Em 2005, quando o dramaturgo inglês Mark Ravenhill escreveu a peça Produto, o Reino Unido havia acabado de sofrer o segundo maior atentado terrorista de sua história. Motivados pela participação da Grã-Bretanha na Guerra do Iraque, quatro britânicos muçulmanos, três paquistaneses e um jamaicano explodiram três trens do metrô londrino e um dos famosos ônibus de dois andares que circulam por toda a capital inglesa, deixando centenas de feridos e 52 vítimas fatais.
Passado o choque inicial, não tardaram surgir piadas politicamente incorretas sobre o assunto, como acontece com qualquer grande tragédia do Holocausto ao 11 de Setembro. Rir do medo de sentar ao lado de um cara vestido com túnica e turbante no metrô ou no avião tornou-se lugar comum em todo o mundo, mais especialmente nas cidades em que árabes e paquistaneses compõem grande parte da população, como em Londres, por exemplo.

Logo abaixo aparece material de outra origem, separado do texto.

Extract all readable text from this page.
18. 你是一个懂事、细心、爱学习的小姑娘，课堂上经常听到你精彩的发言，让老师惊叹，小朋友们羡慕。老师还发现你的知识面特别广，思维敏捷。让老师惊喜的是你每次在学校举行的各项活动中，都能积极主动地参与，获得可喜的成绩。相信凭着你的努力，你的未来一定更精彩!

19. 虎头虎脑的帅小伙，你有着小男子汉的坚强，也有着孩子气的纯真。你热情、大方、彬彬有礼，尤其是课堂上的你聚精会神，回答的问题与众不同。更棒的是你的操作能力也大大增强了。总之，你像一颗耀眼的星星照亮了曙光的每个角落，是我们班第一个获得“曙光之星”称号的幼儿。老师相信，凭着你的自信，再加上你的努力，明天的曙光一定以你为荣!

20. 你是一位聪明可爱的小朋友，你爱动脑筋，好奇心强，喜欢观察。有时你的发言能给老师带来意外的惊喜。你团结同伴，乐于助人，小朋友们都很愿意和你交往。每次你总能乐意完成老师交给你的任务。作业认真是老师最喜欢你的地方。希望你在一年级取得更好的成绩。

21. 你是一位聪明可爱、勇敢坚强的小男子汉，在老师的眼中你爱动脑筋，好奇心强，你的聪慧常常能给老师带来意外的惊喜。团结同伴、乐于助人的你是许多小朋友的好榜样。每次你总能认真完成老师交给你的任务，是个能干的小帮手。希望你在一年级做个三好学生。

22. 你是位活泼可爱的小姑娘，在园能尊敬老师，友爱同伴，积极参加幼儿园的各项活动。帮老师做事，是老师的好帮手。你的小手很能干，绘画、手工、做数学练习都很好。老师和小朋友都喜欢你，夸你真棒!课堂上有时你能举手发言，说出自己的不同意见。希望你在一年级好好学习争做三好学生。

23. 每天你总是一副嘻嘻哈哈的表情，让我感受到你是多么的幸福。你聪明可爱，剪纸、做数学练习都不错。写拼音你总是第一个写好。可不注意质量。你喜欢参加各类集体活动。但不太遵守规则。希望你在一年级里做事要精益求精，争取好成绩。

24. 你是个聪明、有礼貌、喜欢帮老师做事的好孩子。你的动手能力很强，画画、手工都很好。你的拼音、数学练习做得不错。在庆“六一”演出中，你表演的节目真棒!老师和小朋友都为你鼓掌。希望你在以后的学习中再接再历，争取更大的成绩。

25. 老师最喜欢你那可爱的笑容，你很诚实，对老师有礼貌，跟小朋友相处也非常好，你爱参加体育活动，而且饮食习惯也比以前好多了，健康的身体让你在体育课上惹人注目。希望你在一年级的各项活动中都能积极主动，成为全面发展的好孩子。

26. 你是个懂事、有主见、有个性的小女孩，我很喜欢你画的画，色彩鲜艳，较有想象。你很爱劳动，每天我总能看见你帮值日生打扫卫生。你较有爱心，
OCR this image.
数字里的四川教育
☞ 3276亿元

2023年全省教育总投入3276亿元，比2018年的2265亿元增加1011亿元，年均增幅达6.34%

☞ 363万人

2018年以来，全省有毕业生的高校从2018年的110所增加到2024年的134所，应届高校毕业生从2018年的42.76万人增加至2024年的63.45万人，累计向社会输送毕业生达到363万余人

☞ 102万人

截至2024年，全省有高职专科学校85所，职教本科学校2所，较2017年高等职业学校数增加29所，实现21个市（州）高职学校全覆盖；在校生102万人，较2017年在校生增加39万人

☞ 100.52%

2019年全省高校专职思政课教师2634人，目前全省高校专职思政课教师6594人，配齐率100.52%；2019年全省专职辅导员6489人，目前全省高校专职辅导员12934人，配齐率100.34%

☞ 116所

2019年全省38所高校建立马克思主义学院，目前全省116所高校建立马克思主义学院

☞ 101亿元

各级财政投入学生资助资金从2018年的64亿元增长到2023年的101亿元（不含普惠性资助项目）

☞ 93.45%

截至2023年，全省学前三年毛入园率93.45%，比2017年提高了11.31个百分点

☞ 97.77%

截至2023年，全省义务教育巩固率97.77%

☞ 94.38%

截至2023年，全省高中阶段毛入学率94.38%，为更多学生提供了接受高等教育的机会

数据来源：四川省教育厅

No Brasil, a situação é bem diferente. Talvez por isso mesmo, trazer a peça de Ravenhill para os palcos nacionais, ideia do ator e diretor carioca Ary Coslov (fã incondicional do escritor inglês), tenha causado uma certa perda do humor do texto original. Impecavelmente interpretado por Coslov, o protagonista um insano diretor de cinema passa os 60 minutos da montagem contando a absurda história de seu próximo filme para uma jovem (e muda) atriz em ascensão, que ele deseja incluir no elenco de seu longa a qualquer custo.
O enredo acaba se revelando uma espécie de continuação torta de Bridget Jones. Só que, desta vez, a solteirona carente e profissionalmente bem-sucedida extrapola um pouco os limites. Após perder o marido no atentado às Torres Gêmeas, se apaixona cegamente por um terrorista da Al-Qaeda durante uma viagem de avião. Em busca do amor eterno ela topa tudo se joga de uma de uma janela com o corpo em chamas e invade uma prisão de segurança máxima para salvar seu amado homem-bomba, entre outros feitos.
Enquanto crítica à falta de noção da indústria cinematográfica hollywoodiana e suas jovens atrizes belas e burras, Produto funciona bem e tem muita graça. Mas o deboche desmedido à religião muçulmana e ao estereótipo árabe = terrorista faz rir mais os ingleses do que os brasileiros. No fim, fica uma sensação de gargalhada forçada por parte da plateia, ávida por assistir a uma comédia que realmente tenha graça e sentido.
A última sessão de Produto acontece hoje, às 21 horas, no Teatro do Sesc da Esquina.